Die von den Grünen ansonsten hoch geschätzte Europäische Union plant, Investitionen in die Atomkraft und in Erdgas als «klimafreundlich» zu klassifizieren, wenigstens für eine Übergangszeit. Und die neue deutsche Regierung, in der die Grünen fast alle Ressorts verantworten, in denen die Klimapolitik neu bestimmt wird, kann dies nicht verhindern.

«Greenwashing» einer «Hochrisikotechnologie»

Eigentlich wollen die Grünen Deutschland nach dem Abgang von Angela Merkel mit dem beispiellosen Ausbau von Solar- und Windkraft ja zu einem Vorbild für die ganze Welt machen. Aber nicht einmal in Europa folgen bis jetzt allzu viele. Frankreich, fast ganz von der Atomkraft abhängig, hat viele ost- und einige westeuropäische Länder um sich geschart, um die Nuklearenergie als «grün» einzustufen. Deutschland hingegen, das künftig nicht nur auf AKW verzichten will, sondern ab 2030 auch auf Kohlestrom, wird eine Zeit lang auf zusätzliches Erdgas angewiesen sein – mit entsprechender Belastung des CO₂-Budgets.

Bei den deutschen Grünen reagierte man auf Brüssels ökologische Nobilitierung der Atomkraft mit einer Mischung aus Unglauben und Entsetzen. Das sei «Greenwashing» einer nicht nachhaltigen «Hochrisikotechnologie», sagte die neue Umweltministerin Steffi Lemke. Sie schloss aus, dass Deutschland dieser Einstufung zustimme – weiss aber selbstverständlich, dass diese wohl nicht mehr zu verhindern ist.

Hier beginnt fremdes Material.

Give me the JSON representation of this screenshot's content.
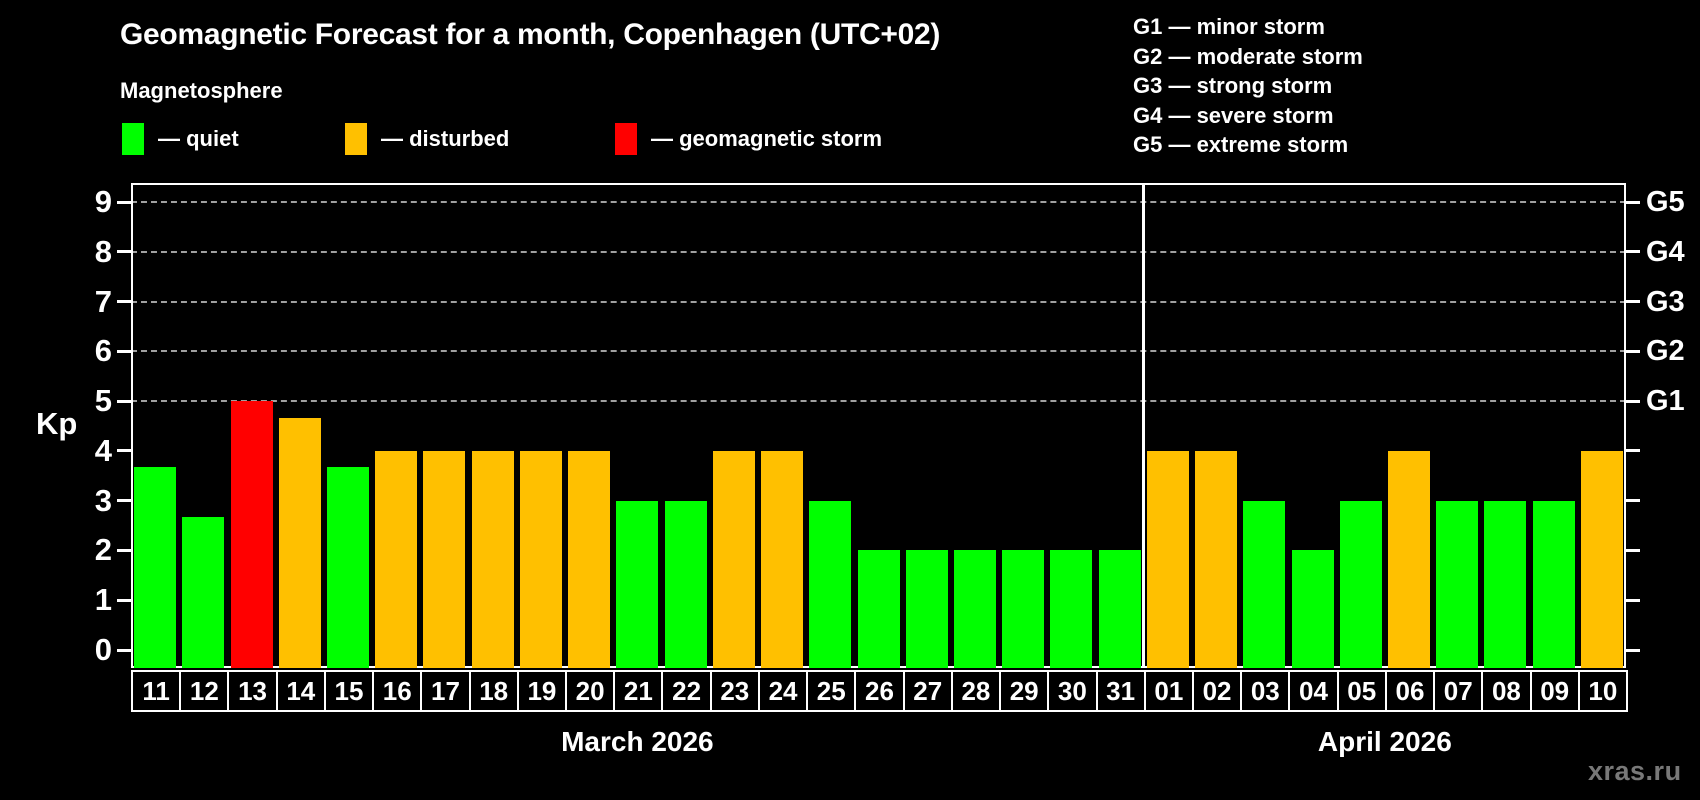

Auch für das Eingeständnis, eine Zeit lang mehr Erdgas verbrennen zu müssen, werden die Grünen heftig kritisiert. Luisa Neubauer, die deutsche Anführerin der Klimabewegung «Fridays für Future», twitterte: «Nichts an Erdgas ist grün. Nichts. Was für ein Wahnsinn.» Andere stellen den Nutzen einer grünen Regierungsbeteiligung bereits grundsätzlich infrage.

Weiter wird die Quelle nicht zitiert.